Wright recommends implicit bias training.
“That's something that helps everybody understand the biases that they have, whether they're going to read something about it or take a course or training,” she said. “Everybody has some biases. We're not even aware. You have to address them. You also have to be aware of your privilege. It doesn't matter if you came from Mississippi or Manhattan, you're still going to get certain opportunities that Black folks are not going to get.”
It also starts by having a sensitivity about what Black and Brown people go through and making sure you don’t put the onus on them to educate you about racism.
“It is not then the obligation of Black and Brown folks to turn around and pump out resources and information to satisfy this need to check off a list to be anti-racist,” Wolf said. “It is incumbent upon White allies to be willing to do the difficult work of educating themselves on the way systemic racism shows up in our society and how they can begin to play a role in changing that.”
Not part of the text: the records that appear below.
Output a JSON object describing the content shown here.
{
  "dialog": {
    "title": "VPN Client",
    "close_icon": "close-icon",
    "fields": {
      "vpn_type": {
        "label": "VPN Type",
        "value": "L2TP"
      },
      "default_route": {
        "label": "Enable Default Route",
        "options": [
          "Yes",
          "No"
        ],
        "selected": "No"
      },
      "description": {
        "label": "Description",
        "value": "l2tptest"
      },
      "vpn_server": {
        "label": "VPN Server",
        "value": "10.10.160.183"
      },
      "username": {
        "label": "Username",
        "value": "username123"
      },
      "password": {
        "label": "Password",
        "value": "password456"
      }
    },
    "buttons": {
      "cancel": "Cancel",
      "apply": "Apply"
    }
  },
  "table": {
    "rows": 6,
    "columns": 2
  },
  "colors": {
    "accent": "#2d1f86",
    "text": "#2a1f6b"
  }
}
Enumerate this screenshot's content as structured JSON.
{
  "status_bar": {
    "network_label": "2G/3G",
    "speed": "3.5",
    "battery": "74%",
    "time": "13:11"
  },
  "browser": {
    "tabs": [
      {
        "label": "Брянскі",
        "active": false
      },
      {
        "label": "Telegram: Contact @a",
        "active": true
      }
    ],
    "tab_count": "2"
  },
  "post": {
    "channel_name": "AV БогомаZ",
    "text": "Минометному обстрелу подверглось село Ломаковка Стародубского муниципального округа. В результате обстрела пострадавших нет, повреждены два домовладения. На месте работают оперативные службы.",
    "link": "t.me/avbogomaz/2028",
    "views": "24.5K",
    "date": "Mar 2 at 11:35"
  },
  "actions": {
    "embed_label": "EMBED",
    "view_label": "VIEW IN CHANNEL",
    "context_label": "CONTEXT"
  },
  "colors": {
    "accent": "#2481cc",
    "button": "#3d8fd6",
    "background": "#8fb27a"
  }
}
It’s important to consider that coming to grips with racism, and doing the work of an anti-racist can be challenging.
“It’s really important for White allies to be OK with discomfort,” Wolf said. “There is this sense in movements like this, especially ones around race where White allies rush past the discomfort part, rush past the painful part as a symptom of potentially White guilt or shame and get right to the ‘OK. How do I fix it?’ But by skipping past the hurt, the trauma, the pain of the discomfort of injustice, they're actually exercising White privilege in that moment, because Black and Brown people cannot escape the pain and discomfort of systemic racism. Don't rush to the next thing. Just sit with that and how uncomfortable it makes you feel that not only did that happen in this country, but you didn't know it. Think about the pain and discomfort that the Black community feels when they are forced to re-watch video after video after video of Black death for anyone to believe that injustice exists."
Once you are aware of implicit biases, Wright recommends the following actionable steps:
- Vote for Black Judges
- Hire Black People
- Promote Black People
While many other suggestions for ending racism center on criminal justice reform, others look at ways to level the economic playing field.
“Several groups have gotten reparations, and Black folks need to get reparations,” Wright said. “People need to be aware that we literally worked for free for centuries, and then we are the poorest people in the land. Jewish people got reparations. Japanese-Americans got reparations too. Don’t consider it something outlandish. Consider it something that's realistic and reasonable and should occur.”
The Optimism of the Moment
The conversations happening about racism are cause for optimism. But good feelings are not enough to move the needle.
“We have an opportunity in front of us,” Wolf said. “I would not yet say that we have created the change that we deserve. We've seen some movement. We've seen some law enforcement agencies being held to account. We've seen some shifting of funds away from militarizing police officers toward community programs that tackle the root causes of crime. We have seen some national dialog around ending qualified immunity for police officers who commit crimes. We have seen some conversations on those things. However, this moment remains an opportunity that has yet to be seized because we still do not have real substantive change that will result in a significant divergence from the kind of Black death that we see every single day. I think we have to keep our foot on the gas.”